Referring to both poison ivy and oak, his California source writes: “After coming in contact with the allergen, the best way to prevent skin irritation is to pour a mild solvent, such as isopropyl alcohol (rubbing alcohol) over the exposed area and then follow this with plenty of cold water (warm water enhances penetration of the oil) within a few minutes of exposure. If isopropyl alcohol is not available, just wash with lots of cold water. But you need to wash within 5 minutes of exposure to prevent a rash. Even if it is too late to prevent the rash, washing the skin to remove excess plant oil will keep the rash from spreading.
“Using only a small amount of water or disposable hand wipes is more likely to spread the toxin than remove it. Soaps can be used to wash, but only if used with copious amounts of water; otherwise, they too will spread the toxin.
“If a rash develops after exposure to poison oak, the use of a product called Tecnu, which is sold at most drug stores, will relieve the itch and reduce the rash. When applied once a day, it stops the itching for most of the day and clears up the rash in about 7 days.”
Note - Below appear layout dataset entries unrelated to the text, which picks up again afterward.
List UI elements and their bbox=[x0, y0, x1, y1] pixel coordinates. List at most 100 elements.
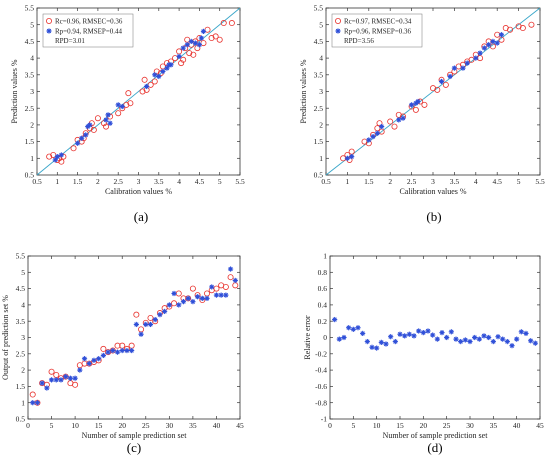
series1-point bbox=[133, 311, 140, 318]
prediction-point bbox=[83, 132, 89, 138]
y-tick-label: 3.5 bbox=[25, 70, 35, 79]
relative-error-point bbox=[504, 338, 510, 345]
y-tick-label: 2.5 bbox=[16, 349, 26, 358]
x-tick-label: 10 bbox=[373, 421, 381, 430]
series2-point-stroke bbox=[190, 299, 196, 304]
series2-point bbox=[86, 360, 92, 367]
series2-point bbox=[48, 377, 55, 383]
legend-box bbox=[331, 13, 423, 48]
calibration-point bbox=[186, 50, 193, 57]
x-tick-label: 0 bbox=[328, 421, 332, 430]
y-tick-label: 0.5 bbox=[16, 415, 26, 424]
prediction-point bbox=[344, 155, 350, 161]
legend: Rc=0.96, RMSEC=0.36 Rp=0.94, RMSEP=0.44RP… bbox=[42, 13, 134, 48]
prediction-point-stroke bbox=[400, 116, 406, 121]
relative-error-point-stroke bbox=[430, 332, 435, 338]
series2-point bbox=[157, 312, 163, 318]
y-tick-label: -0.6 bbox=[315, 382, 327, 391]
prediction-point bbox=[460, 65, 466, 71]
y-tick-label: 0 bbox=[323, 333, 327, 342]
series2-point-stroke bbox=[54, 377, 59, 383]
prediction-point bbox=[200, 28, 207, 34]
x-axis-label: Number of sample prediction set bbox=[82, 431, 188, 440]
series2-point-stroke bbox=[167, 302, 172, 308]
y-tick-label: 0.6 bbox=[318, 284, 328, 293]
x-tick-label: 2.5 bbox=[407, 177, 417, 186]
legend-box bbox=[42, 13, 134, 48]
legend-label-calibration: Rc=0.97, RMSEC=0.34 bbox=[344, 18, 412, 26]
y-tick-label: 5 bbox=[21, 268, 25, 277]
series1-point bbox=[29, 391, 36, 398]
prediction-point-stroke bbox=[105, 112, 111, 118]
series2-point bbox=[114, 349, 121, 355]
legend-asterisk-marker-stroke bbox=[46, 28, 52, 34]
series2-point-stroke bbox=[223, 292, 229, 298]
y-tick-label: 5 bbox=[30, 20, 34, 29]
series2-point-stroke bbox=[171, 291, 177, 296]
series2-point bbox=[213, 292, 220, 298]
prediction-point-stroke bbox=[197, 42, 202, 47]
prediction-point bbox=[498, 32, 505, 38]
prediction-point bbox=[438, 78, 445, 85]
x-tick-label: 4 bbox=[474, 177, 478, 186]
prediction-point-stroke bbox=[53, 157, 58, 163]
relative-error-point bbox=[364, 338, 370, 345]
x-tick-label: 1.5 bbox=[73, 177, 83, 186]
calibration-point bbox=[60, 153, 67, 160]
prediction-point-stroke bbox=[168, 62, 174, 67]
relative-error-point bbox=[341, 334, 347, 341]
legend-annotation-rpd: RPD=3.56 bbox=[344, 37, 374, 45]
x-tick-label: 3.5 bbox=[450, 177, 460, 186]
series2-point bbox=[180, 299, 187, 305]
relative-error-point-stroke bbox=[495, 334, 501, 339]
series1-point bbox=[53, 371, 60, 378]
calibration-point bbox=[103, 123, 110, 130]
series2-point-stroke bbox=[49, 377, 54, 383]
prediction-point-stroke bbox=[490, 39, 496, 44]
series2-point bbox=[77, 367, 83, 373]
series2-point-stroke bbox=[181, 299, 186, 304]
prediction-point-stroke bbox=[75, 141, 80, 146]
calibration-point bbox=[127, 100, 134, 107]
series2-point bbox=[67, 375, 73, 381]
series2-point-stroke bbox=[39, 380, 45, 386]
prediction-point bbox=[188, 38, 194, 44]
relative-error-point-stroke bbox=[351, 327, 356, 332]
prediction-point-stroke bbox=[499, 32, 504, 37]
y-tick-label: -0.4 bbox=[315, 366, 327, 375]
x-tick-label: 35 bbox=[189, 421, 197, 430]
prediction-point bbox=[75, 140, 81, 146]
y-tick-label: 3.5 bbox=[16, 317, 26, 326]
y-axis-label: Prediction values % bbox=[299, 59, 308, 123]
prediction-point-stroke bbox=[465, 60, 470, 66]
series2-point-stroke bbox=[120, 348, 125, 353]
relative-error-point-stroke bbox=[402, 333, 407, 339]
prediction-point bbox=[451, 65, 457, 71]
y-tick-label: 2 bbox=[319, 121, 323, 130]
prediction-point bbox=[176, 53, 182, 60]
relative-error-point-stroke bbox=[509, 343, 515, 348]
series2-point bbox=[124, 347, 130, 354]
x-tick-label: 5.5 bbox=[235, 177, 245, 186]
legend-circle-marker bbox=[334, 17, 341, 24]
calibration-point bbox=[442, 81, 449, 88]
series1-point bbox=[204, 290, 211, 297]
series1-point bbox=[189, 285, 196, 292]
relative-error-point-stroke bbox=[472, 335, 477, 340]
relative-error-point bbox=[425, 328, 431, 334]
x-tick-label: 40 bbox=[513, 421, 521, 430]
series2-point-stroke bbox=[185, 296, 191, 301]
y-tick-label: 2 bbox=[21, 366, 25, 375]
calibration-point bbox=[90, 126, 97, 133]
relative-error-point bbox=[406, 331, 412, 337]
prediction-point-stroke bbox=[79, 136, 84, 141]
series2-point-stroke bbox=[58, 377, 64, 383]
series2-point bbox=[30, 400, 36, 406]
relative-error-point-stroke bbox=[444, 335, 449, 340]
prediction-point bbox=[196, 42, 202, 48]
prediction-point bbox=[400, 115, 406, 121]
relative-error-point-stroke bbox=[458, 339, 463, 344]
legend-label-calibration: Rc=0.96, RMSEC=0.36 bbox=[55, 18, 123, 26]
series2-point-stroke bbox=[124, 348, 130, 353]
legend-annotation-rpd: RPD=3.01 bbox=[55, 37, 85, 45]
Thank you, UC Davis! This information is so complete that I want to kiss those hort geeks. Not for them the usual tepid, CYA nonanswers given by so many academic sources. They also confirmed what I’d read long ago, that sensitivity to poison ivy increases with each exposure, so don’t anybody assume you’re immune because the next run-in with it could change all that.
My new best friends at UC Davis also confirm that glyphosate is the most effective herbicide against it, but only if you use it late in its growth cycle, presumably late summer. Omar uses an herbicide called Vine-X, and here’s what Raver says about that: “It is not clear how toxic it might be to mammals, fish or ducks so I, for one, would
rather just pull up the weed.” Well, wouldn’t we all. And when that’s not possible?
That’s when dispassionate research-based findings from fat public universities really come in handy.